Il est aussi précieux de savoir motiver les autres. Parfois, cela se joue à peu de choses mais cela fait toute la différence et permet de retrouver une bonne dynamique. Réussir à motiver sa liste enclenche un cercle vertueux qui peut être extrêmement profitable.

T : Pour finir, aurais-tu des conseils à donner à nos amis listeux pour qui le rythme s’est déjà bien accéléré ?

L : Mon premier conseil pourrait paraître paradoxal tant cette période est épuisante, mais il reste pourtant le plus important  de tous : amusez-vous.

Rappelez-vous que le but est avant tout de passer de bons moments. À ce propos n’hésitez pas, même avec ce rythme intense, à prendre de vrais moments de pause tous ensemble. C’est important aussi de se retrouver au calme parfois. Il faut profiter de ce groupe que vous formez et réaliser pourquoi vous faites toutes ces choses qui pourraient parfois avoir l’air insensées. Même si cela semble contre-productif, en réalité ces temps conviviaux font souffler et remotivent tout le monde. Etonnamment, quand tout va mal, c’est souvent la réaction à privilégier. J’insiste sur ce point car c’est ce qui nous a permis d’aller au bout.

Pour entretenir la motivation qui, je le rappelle, est le nerf de la guerre, il est important d’attribuer les devoirs en fonction des envies de chacun, plutôt que des compétences parfois. Répartir le travail selon ce que chacun sait a priori faire ne marche qu’un temps. Je me rappelle que nous avions quatre ou cinq très bons dessinateurs mais à force de toujours leur octroyer ces tâches, ils en avaient marre ! 

L’organisation a un énorme impact aussi. Je suppose que les listeux s’en sont déjà rendu compte à l’heure qu’il est. Même si c’est difficile, cela s’apprend aussi au fur et à mesure. On n’est jamais parfait au début et on fait n’importe quoi, c’est normal. Il faut bien déléguer car c’est totalement impossible de tout suivre.

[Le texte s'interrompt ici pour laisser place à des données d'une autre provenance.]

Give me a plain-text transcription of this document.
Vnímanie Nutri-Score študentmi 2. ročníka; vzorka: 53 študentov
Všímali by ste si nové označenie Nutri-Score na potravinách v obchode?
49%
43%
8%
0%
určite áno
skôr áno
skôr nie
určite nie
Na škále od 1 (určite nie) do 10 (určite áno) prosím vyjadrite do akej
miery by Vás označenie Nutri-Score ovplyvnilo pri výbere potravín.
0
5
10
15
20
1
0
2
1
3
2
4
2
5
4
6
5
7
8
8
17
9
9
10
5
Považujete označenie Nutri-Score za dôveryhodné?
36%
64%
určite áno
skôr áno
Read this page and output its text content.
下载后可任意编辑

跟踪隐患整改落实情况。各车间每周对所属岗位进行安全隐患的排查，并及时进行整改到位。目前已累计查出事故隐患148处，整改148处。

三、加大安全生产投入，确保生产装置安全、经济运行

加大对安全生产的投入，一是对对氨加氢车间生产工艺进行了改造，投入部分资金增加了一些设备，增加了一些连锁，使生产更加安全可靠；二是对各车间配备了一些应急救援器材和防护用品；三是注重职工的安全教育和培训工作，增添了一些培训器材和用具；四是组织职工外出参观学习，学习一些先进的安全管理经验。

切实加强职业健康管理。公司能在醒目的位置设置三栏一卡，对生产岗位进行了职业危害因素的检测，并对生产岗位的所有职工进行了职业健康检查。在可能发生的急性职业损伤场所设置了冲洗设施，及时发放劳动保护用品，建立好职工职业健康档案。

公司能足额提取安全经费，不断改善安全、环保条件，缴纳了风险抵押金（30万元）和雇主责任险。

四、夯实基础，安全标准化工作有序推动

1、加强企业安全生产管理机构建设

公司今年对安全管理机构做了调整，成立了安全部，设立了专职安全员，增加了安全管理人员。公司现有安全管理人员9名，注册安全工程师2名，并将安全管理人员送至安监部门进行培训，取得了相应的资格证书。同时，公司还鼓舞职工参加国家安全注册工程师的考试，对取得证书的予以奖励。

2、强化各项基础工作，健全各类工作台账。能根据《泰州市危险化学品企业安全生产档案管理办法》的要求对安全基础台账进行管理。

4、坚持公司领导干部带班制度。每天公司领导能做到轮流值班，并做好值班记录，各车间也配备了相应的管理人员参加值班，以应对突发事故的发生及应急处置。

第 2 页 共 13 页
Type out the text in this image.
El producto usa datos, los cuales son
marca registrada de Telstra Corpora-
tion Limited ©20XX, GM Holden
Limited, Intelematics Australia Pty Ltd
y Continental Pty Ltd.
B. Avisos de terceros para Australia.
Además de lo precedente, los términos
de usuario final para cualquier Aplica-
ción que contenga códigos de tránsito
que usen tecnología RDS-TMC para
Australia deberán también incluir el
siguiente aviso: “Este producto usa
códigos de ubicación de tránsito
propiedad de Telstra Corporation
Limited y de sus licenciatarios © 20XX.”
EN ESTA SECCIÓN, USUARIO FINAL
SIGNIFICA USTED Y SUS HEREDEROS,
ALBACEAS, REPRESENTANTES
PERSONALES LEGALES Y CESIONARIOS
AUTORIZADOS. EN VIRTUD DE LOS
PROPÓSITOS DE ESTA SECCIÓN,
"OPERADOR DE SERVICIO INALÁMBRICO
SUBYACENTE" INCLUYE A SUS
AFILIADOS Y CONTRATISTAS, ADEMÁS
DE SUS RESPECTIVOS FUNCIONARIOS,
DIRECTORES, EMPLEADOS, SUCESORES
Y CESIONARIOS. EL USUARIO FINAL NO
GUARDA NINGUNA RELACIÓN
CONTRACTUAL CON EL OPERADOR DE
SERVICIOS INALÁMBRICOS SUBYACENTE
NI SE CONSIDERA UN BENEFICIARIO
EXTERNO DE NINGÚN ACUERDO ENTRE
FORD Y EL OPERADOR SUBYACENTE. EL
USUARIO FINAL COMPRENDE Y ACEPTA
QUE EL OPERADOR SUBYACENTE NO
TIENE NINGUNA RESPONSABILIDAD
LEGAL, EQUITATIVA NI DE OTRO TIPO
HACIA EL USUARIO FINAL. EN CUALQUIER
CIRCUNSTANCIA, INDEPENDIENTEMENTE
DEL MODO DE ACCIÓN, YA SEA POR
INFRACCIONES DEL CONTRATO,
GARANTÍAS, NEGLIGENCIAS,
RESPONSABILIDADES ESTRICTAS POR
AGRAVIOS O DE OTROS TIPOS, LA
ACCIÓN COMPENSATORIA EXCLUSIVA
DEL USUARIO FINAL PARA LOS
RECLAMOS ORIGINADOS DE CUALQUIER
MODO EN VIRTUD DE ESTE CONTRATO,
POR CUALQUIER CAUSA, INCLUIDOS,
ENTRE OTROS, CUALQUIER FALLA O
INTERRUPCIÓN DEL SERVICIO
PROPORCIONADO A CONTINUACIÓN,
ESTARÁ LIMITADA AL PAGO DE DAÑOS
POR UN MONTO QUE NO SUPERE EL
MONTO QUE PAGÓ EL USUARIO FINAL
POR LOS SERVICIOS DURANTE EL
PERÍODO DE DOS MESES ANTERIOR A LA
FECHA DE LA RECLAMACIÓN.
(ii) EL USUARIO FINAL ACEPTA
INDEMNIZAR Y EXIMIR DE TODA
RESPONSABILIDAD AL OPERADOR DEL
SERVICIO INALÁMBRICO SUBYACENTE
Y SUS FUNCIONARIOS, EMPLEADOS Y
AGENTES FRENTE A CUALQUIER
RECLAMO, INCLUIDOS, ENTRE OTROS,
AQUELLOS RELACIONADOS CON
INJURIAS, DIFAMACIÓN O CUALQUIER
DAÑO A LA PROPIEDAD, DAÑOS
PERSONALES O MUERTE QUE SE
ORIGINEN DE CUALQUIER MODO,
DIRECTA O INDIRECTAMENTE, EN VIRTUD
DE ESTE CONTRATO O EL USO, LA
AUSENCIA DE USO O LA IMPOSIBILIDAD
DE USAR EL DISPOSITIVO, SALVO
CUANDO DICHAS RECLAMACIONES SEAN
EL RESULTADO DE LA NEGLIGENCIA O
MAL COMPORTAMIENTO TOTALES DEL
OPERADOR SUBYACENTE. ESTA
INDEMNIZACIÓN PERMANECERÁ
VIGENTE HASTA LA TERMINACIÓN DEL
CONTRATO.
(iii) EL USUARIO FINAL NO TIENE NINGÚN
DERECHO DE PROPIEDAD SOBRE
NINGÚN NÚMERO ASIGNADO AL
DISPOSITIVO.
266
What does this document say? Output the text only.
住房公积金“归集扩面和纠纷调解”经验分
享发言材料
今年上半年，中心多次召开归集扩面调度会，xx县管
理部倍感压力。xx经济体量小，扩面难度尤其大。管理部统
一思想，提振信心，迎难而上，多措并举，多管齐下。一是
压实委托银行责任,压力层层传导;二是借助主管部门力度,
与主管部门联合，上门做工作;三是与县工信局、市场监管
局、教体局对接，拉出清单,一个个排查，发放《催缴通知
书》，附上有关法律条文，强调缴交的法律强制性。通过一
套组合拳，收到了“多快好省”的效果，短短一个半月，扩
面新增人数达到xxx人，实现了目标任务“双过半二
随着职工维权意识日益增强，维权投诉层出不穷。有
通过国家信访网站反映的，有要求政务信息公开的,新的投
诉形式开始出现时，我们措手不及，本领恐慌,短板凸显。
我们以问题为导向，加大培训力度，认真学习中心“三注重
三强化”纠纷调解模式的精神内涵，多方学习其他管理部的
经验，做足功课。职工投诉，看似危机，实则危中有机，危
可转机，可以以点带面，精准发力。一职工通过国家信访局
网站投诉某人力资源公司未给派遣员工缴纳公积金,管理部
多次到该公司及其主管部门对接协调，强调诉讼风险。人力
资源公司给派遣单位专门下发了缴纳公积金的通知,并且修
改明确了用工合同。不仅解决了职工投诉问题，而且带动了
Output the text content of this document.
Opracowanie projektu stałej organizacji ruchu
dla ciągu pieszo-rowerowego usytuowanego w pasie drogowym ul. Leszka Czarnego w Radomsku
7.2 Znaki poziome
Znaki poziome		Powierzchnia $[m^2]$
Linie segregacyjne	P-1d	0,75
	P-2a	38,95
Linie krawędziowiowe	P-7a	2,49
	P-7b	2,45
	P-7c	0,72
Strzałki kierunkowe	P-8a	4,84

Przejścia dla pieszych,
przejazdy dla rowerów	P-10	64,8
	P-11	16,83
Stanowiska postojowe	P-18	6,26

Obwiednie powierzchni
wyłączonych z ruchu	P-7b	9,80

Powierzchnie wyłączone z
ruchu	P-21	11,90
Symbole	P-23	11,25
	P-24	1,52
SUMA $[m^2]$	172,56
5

Bref, il va falloir faire des bons vieux plannings ! C’est triste mais au moins ça fonctionne !

Enfin, même si on aime les détester, écoutez bien les coachs. Ce sont eux qui vous feront progresser et réveilleront le meilleur de vous-mêmes. Ils appuieront là où ça ne va pas jusqu’à ce que vous le corrigiez. S’ils sont si exigeants, c’est pour votre bien. Par conséquent, jouez le jeu, vous ne pourrez qu’y gagner.